Earlier this week, Mr Price ran a competition giving away nine non-fungible tokens (NFTs) to its Instagram followers.
Dubbed “NF-Tees”, the collection features a strange-looking animated character doing dance moves while wearing different t-shirt designs.
Eight of the NFTs came with a R10,000 cash prize, while one hid a R50,000 jackpot.
Non-fungible tokens are a type of crypto asset that contains unique attributes.
Unlike coins like bitcoin and ether that are identical and exchangeable (fungible), NFTs with different traits are not interchangeable.
Popularised on the Ethereum blockchain as a kind of cryptographic certificate of authenticity for digital artwork, NFTs have come to be associated with projects like CryptoKitties, Cryptopunks, and the Bored Ape Yacht Club.
The technology is also used in “play-to-earn” games like Axie Infinity, and metaverses like Decentraland and The Sandbox.
Some projects are also experimenting with using NFTs to store various financial positions, including options contracts and long-term “staking” (a kind of fixed deposit).
Despite their varied uses, NFTs have become synonymous with images or animations traded on marketplaces like Rarible and Opensea.
Mr Price’s foray into the space falls into this category.
To stand a chance of winning one of the NFTs, fans had to comment on Mr Price’s Instagram page with their most unbelievable moment of 2022.
They then had to share the post promoting the “NF-Tee” to their Instagram stories and tag Mr Price’s account.
In all three cases, MetaLabs created the NFTs on the Polygon blockchain, which acts as a scaling layer for Ethereum.
The Savanna Cider campaign involved a system where NFTs would increase in rank from bronze, to silver, to gold based on how much people laughed during its Comedy Bar Tour.
The tour ran from 26 July to 26 August 2022 and would use a “laugh-o-meter” to measure how much people laughed.
Savanna would randomly give out NFTs to attendees and social media followers who could exchange them for prizes like PlayStation 5 consoles and cash cards.
However, looking at transaction data on the blockchain, the campaign didn’t end up using the NFTs.
The VW Polo campaign was more like Mr Price’s, with people entering a social media-based competition to win an NFT.
It gave out 100 NFTs over five days, and according to Polygon blockchain transaction data, the tokens were indeed handed out.
Five of the NFTs are currently on sale, with the cheapest listed for 0.09 ether (R2,300).
However, the listings only tell part of the story.
According to Opensea, none of these NFTs have sold yet, and the highest offer from a willing buyer was 0.0059 ether (R150) for VW’s Mzansiverse Golden Ball #1 NFT. A prospective buyer made the offer two weeks before the NFT was transferred to its winner.
The last set of offers on these NFTs was made on 24 and 25 August, where one user offered to buy 16 of them for between 0.003 and 0.005 ether each (roughly R75–R130).
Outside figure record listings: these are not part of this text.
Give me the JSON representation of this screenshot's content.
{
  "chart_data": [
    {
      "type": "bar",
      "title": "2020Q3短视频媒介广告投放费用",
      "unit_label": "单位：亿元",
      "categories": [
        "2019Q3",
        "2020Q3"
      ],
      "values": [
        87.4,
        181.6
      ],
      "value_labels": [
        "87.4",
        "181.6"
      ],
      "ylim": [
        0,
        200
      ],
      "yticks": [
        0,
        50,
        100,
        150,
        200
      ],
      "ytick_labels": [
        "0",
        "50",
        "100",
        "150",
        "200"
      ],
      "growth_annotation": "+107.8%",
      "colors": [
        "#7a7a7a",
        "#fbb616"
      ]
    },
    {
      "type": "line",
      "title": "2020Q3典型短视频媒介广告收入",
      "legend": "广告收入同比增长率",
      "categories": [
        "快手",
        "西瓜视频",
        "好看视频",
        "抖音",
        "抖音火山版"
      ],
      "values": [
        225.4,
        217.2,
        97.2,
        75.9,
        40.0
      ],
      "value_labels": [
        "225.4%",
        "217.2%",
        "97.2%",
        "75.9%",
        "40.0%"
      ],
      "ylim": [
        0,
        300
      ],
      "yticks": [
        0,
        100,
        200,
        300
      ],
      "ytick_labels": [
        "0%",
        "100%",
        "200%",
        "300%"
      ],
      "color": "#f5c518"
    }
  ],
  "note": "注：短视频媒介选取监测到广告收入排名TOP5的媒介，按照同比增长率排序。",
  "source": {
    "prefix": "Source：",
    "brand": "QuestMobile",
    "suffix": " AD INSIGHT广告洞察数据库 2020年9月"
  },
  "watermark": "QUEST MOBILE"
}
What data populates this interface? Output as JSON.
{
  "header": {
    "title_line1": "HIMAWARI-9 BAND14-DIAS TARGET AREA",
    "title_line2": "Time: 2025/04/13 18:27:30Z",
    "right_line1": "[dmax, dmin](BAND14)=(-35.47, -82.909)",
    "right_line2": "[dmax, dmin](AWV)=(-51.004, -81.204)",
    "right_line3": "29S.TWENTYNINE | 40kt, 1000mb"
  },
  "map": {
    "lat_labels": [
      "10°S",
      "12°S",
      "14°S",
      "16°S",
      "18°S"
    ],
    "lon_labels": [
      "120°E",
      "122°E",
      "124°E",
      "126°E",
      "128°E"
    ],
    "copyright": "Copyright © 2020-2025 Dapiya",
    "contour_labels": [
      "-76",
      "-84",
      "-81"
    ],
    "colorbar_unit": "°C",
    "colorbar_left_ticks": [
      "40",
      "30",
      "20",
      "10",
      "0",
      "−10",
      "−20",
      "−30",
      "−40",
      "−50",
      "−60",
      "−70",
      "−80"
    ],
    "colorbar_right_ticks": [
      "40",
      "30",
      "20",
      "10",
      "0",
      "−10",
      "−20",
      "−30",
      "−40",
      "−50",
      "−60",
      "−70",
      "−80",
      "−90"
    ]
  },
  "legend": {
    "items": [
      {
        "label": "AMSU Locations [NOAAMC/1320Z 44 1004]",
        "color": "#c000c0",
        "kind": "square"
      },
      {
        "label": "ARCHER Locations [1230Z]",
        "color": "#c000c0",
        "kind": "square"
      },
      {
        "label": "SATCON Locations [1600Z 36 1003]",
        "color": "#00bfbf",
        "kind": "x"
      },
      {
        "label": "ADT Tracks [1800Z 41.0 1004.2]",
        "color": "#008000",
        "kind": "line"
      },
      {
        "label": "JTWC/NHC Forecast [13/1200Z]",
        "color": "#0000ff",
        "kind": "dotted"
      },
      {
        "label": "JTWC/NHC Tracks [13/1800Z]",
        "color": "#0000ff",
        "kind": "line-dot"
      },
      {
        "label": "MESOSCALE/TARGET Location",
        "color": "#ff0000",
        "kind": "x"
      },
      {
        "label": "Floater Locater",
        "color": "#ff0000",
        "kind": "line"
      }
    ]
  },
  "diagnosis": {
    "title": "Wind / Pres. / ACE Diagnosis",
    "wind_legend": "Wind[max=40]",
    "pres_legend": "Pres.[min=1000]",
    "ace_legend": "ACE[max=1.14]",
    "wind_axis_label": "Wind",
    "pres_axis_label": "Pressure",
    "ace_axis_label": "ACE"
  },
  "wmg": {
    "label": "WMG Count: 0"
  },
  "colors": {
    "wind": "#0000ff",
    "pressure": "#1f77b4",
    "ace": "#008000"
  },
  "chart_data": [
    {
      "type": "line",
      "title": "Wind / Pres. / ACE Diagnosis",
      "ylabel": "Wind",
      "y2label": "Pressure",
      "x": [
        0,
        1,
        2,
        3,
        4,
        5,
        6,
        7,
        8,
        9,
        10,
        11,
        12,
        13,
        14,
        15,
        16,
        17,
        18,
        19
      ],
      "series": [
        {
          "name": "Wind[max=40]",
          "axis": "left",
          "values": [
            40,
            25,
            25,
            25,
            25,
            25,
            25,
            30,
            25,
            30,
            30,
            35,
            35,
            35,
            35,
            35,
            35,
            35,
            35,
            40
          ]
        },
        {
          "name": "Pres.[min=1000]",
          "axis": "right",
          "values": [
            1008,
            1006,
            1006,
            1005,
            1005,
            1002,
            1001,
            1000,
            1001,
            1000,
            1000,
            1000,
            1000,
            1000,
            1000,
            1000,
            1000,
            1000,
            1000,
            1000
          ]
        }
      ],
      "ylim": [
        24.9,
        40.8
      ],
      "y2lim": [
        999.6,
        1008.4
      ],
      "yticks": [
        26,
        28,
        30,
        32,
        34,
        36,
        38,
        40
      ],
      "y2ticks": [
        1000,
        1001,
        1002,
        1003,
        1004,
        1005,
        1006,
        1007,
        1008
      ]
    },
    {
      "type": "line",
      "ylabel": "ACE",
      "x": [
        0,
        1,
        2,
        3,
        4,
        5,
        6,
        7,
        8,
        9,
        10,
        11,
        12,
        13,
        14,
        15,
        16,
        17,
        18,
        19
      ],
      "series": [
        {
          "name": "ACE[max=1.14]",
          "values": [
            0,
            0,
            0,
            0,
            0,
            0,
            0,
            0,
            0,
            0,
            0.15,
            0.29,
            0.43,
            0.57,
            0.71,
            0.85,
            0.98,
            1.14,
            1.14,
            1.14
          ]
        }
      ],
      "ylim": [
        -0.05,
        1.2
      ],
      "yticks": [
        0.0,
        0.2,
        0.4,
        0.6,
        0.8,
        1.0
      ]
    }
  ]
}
None were sold.
Similarly, Mr Price appears to have already transferred all nine NFTs from its campaign to their respective winners.
None are listed for sale, and there have been no offers to purchase.
Inspecting the NFTs’ metadata shows that Mr Price and MetaLabs Africa haven’t simply stored the animations on a server that they must continue operating for them to be available online.
Instead, the tokens link to resources stored using the InterPlanetary File System (IPFS).
IPFS is a peer-to-peer protocol for hosting media on the web. Cloudflare launched an IPFS gateway in 2018, and this year it announced IPFS support for its Cloudflare Pages website hosting service.
MetaLabs said that Mr Price’s “NF-Tees” would take the clothing retailer into the metaverse, with winners able to use the NFTs as metaverse avatars.
It is not clear which metaverses it will support.
The two major players in blockchain-based metaverses currently are Decentraland and The Sandbox, and neither’s avatar creator appears to list Mr Price’s new NFTs.